You gotta admire how beautifully destructive our minds can become when survival is on the line. I sigh, wondering more often if we’re in a Greek tragedy or a third-act breakup. Actually, the more I think about it, we may just be in a miscommunication trope.

Steadying my breathing, I tap my earpiece, silently asking for an update.

Tonight’s target—a slumlord who nearly killed an entire apartment building with hundreds of people.

Sickened, my nostrils flare at the reminder of the death toll.

Over three hundred people, many of them children, died from his murderous plot.

He wanted to sell the building to a big developer, but he didn’t want to pay the tenants enough to lessen the burden of moving.

Instead, he chose to release a nerve agent into the ventilation system.

My insides twist at the sight of their innocent faces. The youngest among them was a six-week-old baby. Flashes of my own tragedy blur my focus.

“He’s coming around the corner of Lavery Avenue and Kingston Street,” comes through my earpiece, jolting me from the feeling of loss threatening to take control.

I tap my comms in two consecutive beats. Ready.
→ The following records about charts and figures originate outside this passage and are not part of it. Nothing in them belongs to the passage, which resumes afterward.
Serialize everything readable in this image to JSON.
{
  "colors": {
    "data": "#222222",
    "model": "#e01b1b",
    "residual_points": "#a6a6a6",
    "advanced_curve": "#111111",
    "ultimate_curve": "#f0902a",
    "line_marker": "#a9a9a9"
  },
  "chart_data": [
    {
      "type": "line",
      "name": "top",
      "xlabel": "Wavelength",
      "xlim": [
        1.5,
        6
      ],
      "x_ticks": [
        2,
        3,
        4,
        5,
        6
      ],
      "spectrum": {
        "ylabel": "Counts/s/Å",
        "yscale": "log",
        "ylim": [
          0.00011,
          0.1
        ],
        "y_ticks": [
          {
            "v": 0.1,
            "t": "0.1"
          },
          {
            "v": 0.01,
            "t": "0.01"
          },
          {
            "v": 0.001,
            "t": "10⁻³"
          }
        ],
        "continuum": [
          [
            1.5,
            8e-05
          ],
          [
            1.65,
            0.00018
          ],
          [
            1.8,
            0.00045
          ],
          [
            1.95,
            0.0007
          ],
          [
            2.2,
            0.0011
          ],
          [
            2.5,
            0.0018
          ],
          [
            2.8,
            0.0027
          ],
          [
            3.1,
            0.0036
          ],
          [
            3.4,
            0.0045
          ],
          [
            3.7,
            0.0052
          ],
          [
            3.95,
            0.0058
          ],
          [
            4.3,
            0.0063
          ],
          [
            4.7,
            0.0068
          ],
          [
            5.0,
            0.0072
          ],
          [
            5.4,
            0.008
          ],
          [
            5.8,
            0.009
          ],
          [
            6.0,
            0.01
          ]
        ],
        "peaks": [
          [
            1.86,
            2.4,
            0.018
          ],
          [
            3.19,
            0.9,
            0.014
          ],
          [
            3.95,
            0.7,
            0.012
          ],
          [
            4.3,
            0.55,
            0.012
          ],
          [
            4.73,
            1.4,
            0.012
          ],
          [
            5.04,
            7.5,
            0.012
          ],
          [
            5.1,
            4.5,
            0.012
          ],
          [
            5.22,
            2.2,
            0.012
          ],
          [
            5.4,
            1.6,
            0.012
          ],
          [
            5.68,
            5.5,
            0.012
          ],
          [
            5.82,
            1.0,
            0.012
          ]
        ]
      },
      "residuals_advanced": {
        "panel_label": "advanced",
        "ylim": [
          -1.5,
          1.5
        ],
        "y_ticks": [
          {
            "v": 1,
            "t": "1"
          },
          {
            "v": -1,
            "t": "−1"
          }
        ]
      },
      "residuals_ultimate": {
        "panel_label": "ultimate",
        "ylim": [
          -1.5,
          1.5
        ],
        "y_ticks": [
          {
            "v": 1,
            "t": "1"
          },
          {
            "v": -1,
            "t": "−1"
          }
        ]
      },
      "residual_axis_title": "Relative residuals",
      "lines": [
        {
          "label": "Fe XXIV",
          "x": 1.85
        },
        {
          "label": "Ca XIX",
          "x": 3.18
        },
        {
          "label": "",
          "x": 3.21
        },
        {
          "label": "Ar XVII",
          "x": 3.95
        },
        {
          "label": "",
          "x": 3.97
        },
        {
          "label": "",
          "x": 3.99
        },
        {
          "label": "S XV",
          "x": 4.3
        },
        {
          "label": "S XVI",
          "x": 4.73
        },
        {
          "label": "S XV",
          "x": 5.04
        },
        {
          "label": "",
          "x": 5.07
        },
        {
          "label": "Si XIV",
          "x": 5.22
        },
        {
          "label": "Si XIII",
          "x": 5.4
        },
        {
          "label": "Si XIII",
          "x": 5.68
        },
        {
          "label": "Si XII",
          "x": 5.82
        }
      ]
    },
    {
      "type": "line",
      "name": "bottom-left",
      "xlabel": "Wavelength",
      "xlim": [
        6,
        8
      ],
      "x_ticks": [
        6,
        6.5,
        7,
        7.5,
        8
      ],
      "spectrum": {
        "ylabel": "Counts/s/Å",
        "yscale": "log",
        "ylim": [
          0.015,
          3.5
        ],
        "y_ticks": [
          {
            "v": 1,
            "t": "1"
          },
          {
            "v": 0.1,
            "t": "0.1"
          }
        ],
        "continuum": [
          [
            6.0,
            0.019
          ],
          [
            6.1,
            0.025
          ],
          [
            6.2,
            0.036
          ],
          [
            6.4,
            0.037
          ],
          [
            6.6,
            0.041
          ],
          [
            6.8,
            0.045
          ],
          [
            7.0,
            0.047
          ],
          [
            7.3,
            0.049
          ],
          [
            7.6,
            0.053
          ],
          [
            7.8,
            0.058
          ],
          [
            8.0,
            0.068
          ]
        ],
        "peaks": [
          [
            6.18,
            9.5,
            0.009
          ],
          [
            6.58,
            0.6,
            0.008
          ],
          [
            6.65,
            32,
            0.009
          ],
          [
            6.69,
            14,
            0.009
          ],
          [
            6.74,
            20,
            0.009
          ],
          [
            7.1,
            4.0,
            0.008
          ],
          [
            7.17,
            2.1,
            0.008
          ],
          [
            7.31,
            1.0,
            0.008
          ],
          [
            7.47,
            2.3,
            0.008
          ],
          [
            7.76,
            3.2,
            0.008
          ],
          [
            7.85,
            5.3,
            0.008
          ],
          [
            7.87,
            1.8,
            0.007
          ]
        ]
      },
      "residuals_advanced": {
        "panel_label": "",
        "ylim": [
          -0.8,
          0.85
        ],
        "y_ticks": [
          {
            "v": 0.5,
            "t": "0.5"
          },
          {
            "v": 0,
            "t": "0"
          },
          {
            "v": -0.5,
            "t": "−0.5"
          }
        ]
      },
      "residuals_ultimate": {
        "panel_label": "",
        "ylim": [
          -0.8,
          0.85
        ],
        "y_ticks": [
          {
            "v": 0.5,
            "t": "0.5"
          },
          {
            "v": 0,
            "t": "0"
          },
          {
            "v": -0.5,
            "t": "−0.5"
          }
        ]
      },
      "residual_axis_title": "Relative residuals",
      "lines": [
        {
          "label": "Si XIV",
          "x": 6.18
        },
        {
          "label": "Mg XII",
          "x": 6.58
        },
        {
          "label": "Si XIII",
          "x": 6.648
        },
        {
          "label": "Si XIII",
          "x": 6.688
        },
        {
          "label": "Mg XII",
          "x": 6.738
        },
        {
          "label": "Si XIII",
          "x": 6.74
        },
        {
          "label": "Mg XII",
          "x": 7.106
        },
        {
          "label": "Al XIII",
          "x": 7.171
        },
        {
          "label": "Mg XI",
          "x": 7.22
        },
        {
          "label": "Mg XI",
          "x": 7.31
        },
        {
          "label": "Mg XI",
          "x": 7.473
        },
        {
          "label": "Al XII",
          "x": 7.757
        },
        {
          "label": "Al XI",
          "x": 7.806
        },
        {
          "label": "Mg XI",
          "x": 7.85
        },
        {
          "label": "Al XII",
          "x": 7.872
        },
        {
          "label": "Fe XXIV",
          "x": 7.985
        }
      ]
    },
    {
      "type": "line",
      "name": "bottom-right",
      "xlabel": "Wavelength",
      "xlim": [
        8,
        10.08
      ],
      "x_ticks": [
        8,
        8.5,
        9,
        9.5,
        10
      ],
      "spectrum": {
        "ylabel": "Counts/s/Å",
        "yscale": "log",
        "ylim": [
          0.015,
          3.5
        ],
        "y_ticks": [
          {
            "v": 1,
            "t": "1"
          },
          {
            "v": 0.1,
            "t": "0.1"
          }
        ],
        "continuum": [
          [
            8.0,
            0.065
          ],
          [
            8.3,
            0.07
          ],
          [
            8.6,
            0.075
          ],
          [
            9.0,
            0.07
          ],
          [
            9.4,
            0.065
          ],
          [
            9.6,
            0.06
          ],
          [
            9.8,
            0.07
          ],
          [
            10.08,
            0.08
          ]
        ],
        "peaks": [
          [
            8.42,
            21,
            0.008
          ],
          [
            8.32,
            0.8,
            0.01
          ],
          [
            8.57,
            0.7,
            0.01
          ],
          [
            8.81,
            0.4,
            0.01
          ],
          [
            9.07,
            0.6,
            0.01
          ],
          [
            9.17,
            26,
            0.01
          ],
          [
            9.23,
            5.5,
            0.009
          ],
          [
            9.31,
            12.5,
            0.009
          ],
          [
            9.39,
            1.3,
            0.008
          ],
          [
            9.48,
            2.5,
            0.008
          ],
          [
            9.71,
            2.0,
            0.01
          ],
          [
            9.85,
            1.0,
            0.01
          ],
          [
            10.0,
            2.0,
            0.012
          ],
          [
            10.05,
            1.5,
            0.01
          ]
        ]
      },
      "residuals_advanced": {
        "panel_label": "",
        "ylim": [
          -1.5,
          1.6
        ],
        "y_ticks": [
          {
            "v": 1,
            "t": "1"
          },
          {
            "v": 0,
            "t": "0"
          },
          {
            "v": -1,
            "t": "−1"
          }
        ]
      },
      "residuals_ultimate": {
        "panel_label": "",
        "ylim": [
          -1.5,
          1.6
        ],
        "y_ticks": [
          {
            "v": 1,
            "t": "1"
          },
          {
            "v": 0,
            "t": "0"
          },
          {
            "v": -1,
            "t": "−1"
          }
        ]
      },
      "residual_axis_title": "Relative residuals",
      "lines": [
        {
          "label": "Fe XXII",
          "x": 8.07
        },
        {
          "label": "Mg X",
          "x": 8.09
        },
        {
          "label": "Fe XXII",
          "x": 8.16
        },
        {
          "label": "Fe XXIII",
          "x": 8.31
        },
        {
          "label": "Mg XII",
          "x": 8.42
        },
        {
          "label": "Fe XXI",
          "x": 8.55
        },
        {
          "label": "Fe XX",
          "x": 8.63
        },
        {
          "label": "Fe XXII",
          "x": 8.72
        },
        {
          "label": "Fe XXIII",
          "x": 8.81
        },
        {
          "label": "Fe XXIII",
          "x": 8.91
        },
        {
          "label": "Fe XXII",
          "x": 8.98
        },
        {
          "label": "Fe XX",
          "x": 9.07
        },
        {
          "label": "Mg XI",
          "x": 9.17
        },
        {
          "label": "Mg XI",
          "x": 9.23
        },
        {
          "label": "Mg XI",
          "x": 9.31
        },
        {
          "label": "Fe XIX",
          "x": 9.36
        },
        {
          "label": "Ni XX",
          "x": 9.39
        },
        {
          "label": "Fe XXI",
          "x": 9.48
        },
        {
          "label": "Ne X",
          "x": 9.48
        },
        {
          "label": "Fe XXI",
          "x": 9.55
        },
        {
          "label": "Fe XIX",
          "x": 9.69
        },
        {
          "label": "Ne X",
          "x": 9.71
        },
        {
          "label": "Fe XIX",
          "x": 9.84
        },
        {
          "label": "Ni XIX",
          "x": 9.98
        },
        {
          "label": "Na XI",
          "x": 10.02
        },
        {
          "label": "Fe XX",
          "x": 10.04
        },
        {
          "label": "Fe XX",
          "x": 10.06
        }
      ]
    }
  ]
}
A tall, conventionally attractive middle-aged man in a navy, pinstriped suit rounds the corner with a brunette-haired woman sluggishly in tow.

What a waste of a pretty face.

My own bias still paints this slimy loser into an image that matches his bootlickin’ soul.

Tap-tap-tap—target in sight.

Tap-tap… tap—he’s not alone. The slower cadence—a signal of how many people are in the mix.

Zooming in, I focus on the girl, and I do mean girl. She can’t be more than sixteen.

More people appear—too many more. And what was supposed to be a quick mission suddenly goes up in smoke.

“Abort.” The directive I expected rings in my ears.

I feel like I’m moving at warp speed as I’m disassembling my rifle. Everything carefully returned to its rightful place.

“Team three is on standby. Move your ass, Lyssa,” Raven instructs— her voice cool and calm, but stern. This mission is a bust, and the backup team is already being deployed.

Dressed, I place the contents in my go bag, zip it shut, and then send it down the ventilation shaft. It’ll be picked up by the time I make it to my bike.

I internally groan, remembering I came in on my bike. It’s not that I can’t ride with heels and a dress—it’s that I don’t want to.

Huffing, I make peace with my current predicament, pressing the elevator to the basement level. No one gets on the entire billion levels I ride down. Grateful not to have to mask and smile.

My reprieve is short-lived when I stop at the spot my bike is supposed to be.

“What the fuck, Raven? Where’s my bike?” My jaw tightens to the point of pain. There are very few things in this life that I deem as mine and mine alone—my bat, Guilie, the death of my Mikah, and his fuckboy, incel friends, and my god damn bikes.

She doesn’t bother to tell me to calm down. “You’re being picked up. We had to move your bike when plans changed.”